Emma dropped her gaze and allowed him to tuck her head securely beneath his chin, fearful that he'd see the deadly secrets lurking in her eyes.
"Keep your secrets if it gives you ease," said he. "They are safe from me; safe for tonight at least. Now sleep."
She must have fallen into a fitful sleep, for when she awoke again her skin was damp in the aftermath of her strange fever. Though her lids had sprung apart as the last wisps of her nightmare vanished into the grey light, the rest of her body was as still as the grave. The hearth was cold and the room was bestirring with murky violet. All too soon dawn had arrived to preface the dreadful deed that weighed so heavily on her conscience. As terrible as the dream had been, she'd have much rather relived it a thousand times than proceed to the next act—perhaps her last mortal act on earth.
And what exactly had she dreamed? What had it meant? Through a clouded lens, she had watched the lurid dream unfold, like an extraneous entity, as her hands had mixed and handled strange and pungent liquids from a vast array of vials and dirty beakers spread before her on an onyx floor.
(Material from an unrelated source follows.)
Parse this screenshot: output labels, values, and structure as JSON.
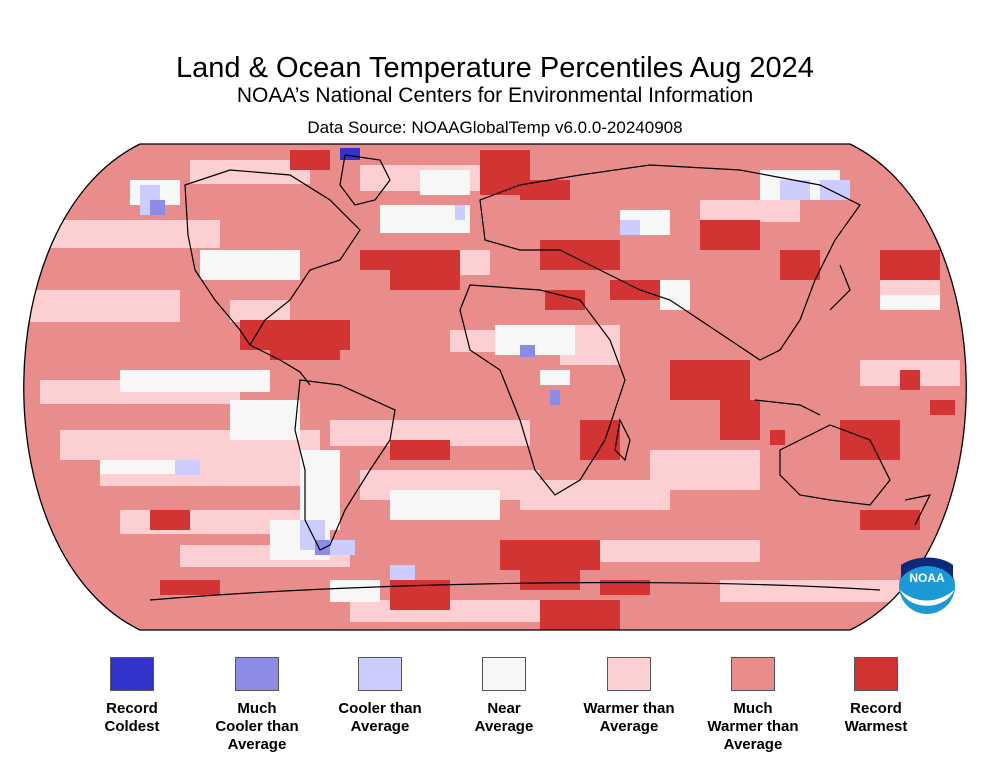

A seething adder had lain coiled in a basket at her ankle, its venom lately milked from its fangs. Beside the basket had been the warm and foaming remains of a servant girl, eyes sightless and milky. In fine, a scene of horror and despair, the air fetid with death. Fat tears had ran unchecked down the face of she that had poured the evil brew into a golden bowl. The bowl was thence lifted to blood red lips—lips trembling with silent sobs—and, somehow, Emma had felt the stranger steel herself against the agony to come.
The pain in Emma's lungs was a swift reminder that she had lain all this time, reliving the nightmare, without drawing breath. The suspenseful realism of the vision had so affected her that she had not, at first, remembered where she was, nor with whom it was she had spent the night. The scent of cold woodsmoke and of Markus's unique and thrilling musk at last coaxed her return to the here and now. To the frightful prospect of murder.
She lifted her head with the leadenness of a rising fog, careful lest she waken the dragon, her movements painstaking. The nearer her fingers crept towards the hilt, the louder the shadows whispered their warnings, and the faster the torrents fell from her eyes. The furor of her heart seemed so deafening that it stilled her hand again and again, terror-stricken. However, Markus remained a dormant mountain beneath her, motionless, his lids sealed against the quickening dawn. Her clammy fingers clenched round the hilt as she fought to ignore the bile gathering hot and acrid in her mouth. Every nerve in her body revolted, and every new tear was a warm invective. She hated herself! Despised the hand that raised the stake and poised it above his ribs.
But there it stayed, the black tip couched a hair's breadth from his heart. The hush in the library was absolute, but inside her brain a voice was screaming! Stop! Her voice.
And in that resounding moment of silent hesitation, the vampyre opened his eyes.